Results and Risk Management
Thanks to this view catcher, we now have a scheduled job searching daily for unused views which then triggers an alert to the data engineers to start the process of decommissioning them.
Over the past few weeks, we were able to delete over 3,000 assets.
Think about this number and how it can lead to outdated answers to leaders and contribute to AI hallucination. These are over 3,000 tables or views that haven't been used in a while. All these data assets might have old and obsolete metadata such as descriptions or even metrics that no one uses anymore. If I provide all these assets to AI, AI would not be able to discern what's good or bad, so if a pastor uses an AI solution to ask about a data point we might have in store, AI might answer with one of the 3,000 bad data points that no one uses anymore. That's why this is a reason to celebrate and that's why if you are also pursuing an AI-ready database, you also need to find ways to identify the lifecycle of the assets of your data warehouse as well.

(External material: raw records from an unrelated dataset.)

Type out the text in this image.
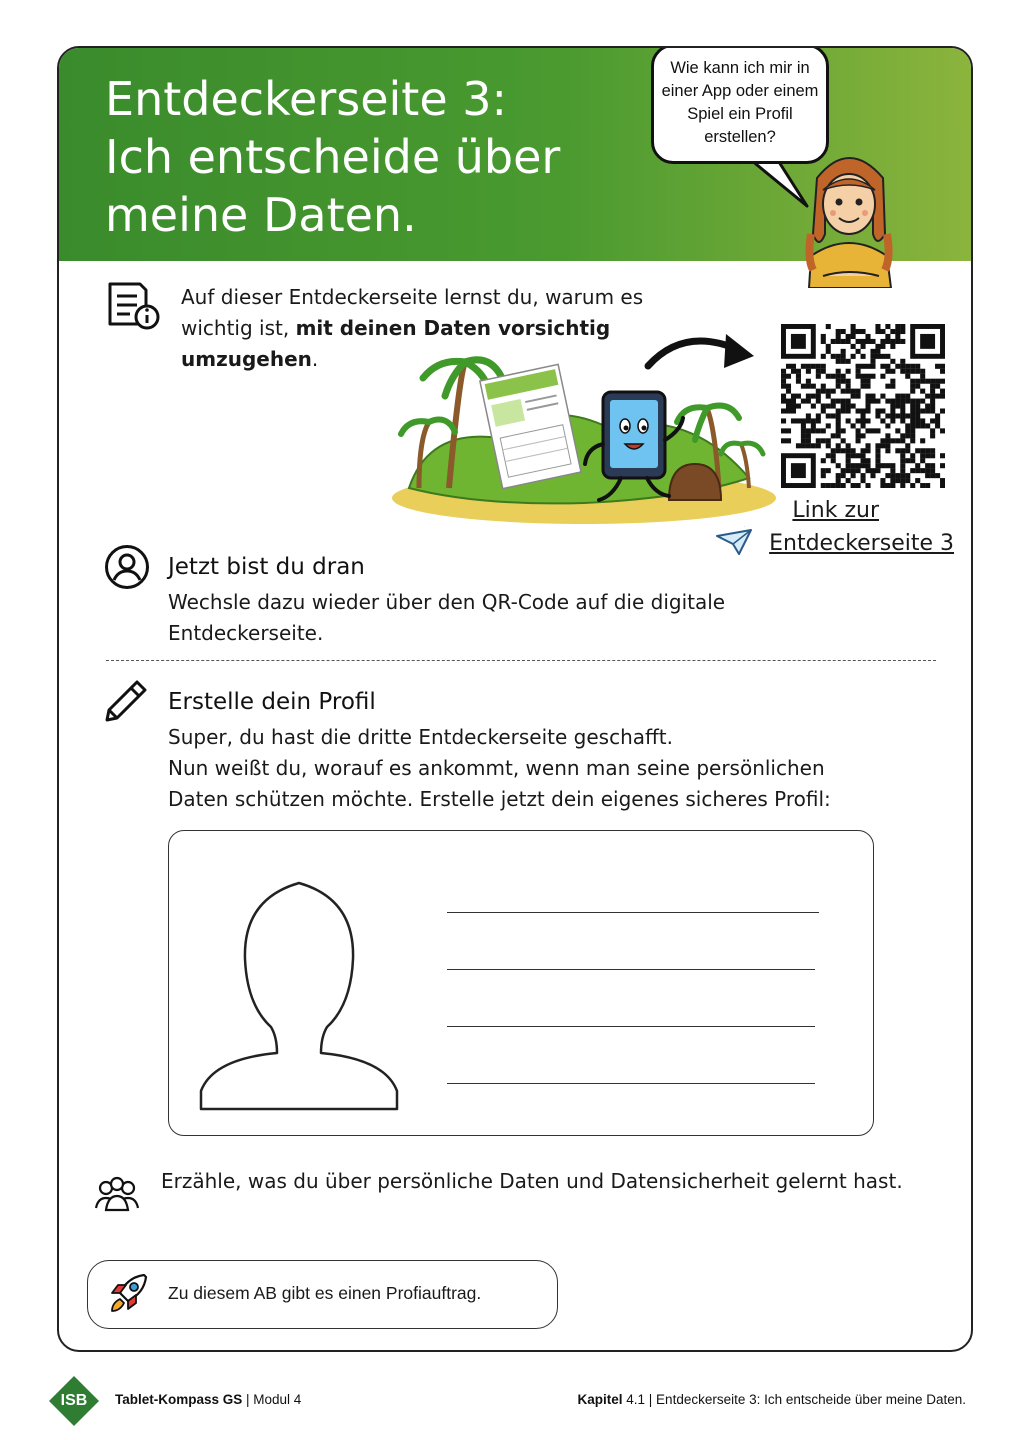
Entdeckerseite 3:
Ich entscheide über
meine Daten.
Wie kann ich mir in einer App oder einem Spiel ein Profil erstellen?
Auf dieser Entdeckerseite lernst du, warum es wichtig ist, mit deinen Daten vorsichtig umzugehen.
Link zur
Entdeckerseite 3
Jetzt bist du dran
Wechsle dazu wieder über den QR-Code auf die digitale Entdeckerseite.
Erstelle dein Profil
Super, du hast die dritte Entdeckerseite geschafft.
Nun weißt du, worauf es ankommt, wenn man seine persönlichen
Daten schützen möchte. Erstelle jetzt dein eigenes sicheres Profil:
Erzähle, was du über persönliche Daten und Datensicherheit gelernt hast.
Zu diesem AB gibt es einen Profiauftrag.
ISB	Tablet-Kompass GS | Modul 4	Kapitel 4.1 | Entdeckerseite 3: Ich entscheide über meine Daten.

We definitely broke some things in the process, don’t be surprised if you break some things on your end as well. Every time we're about to delete an object from our data warehouse, we move these objects to what we call a "dumpster dataset" within BigQuery. This dumpster has an expiration period of 30 days. Yup, all tables or views moved to this dataset auto-delete in 30 days, but this is enough time for the "scream test" to notify us (if we move an asset and it breaks something important, someone or something will scream, hence "scream test").
Next Steps
This is definitely a lot of work, but this is taking us much closer to an AI-ready data warehouse where only relevant data is stored so that our users, either pastors or data analysts, can ask questions about our data without all the noise from unused or outdated data.
This is just step one from our strategy to building an AI-ready and self-service-ready data warehouse. Our next step is expanding test coverage and following the "document-first" approach when building data assets. Let's unpack these other steps in the coming weeks.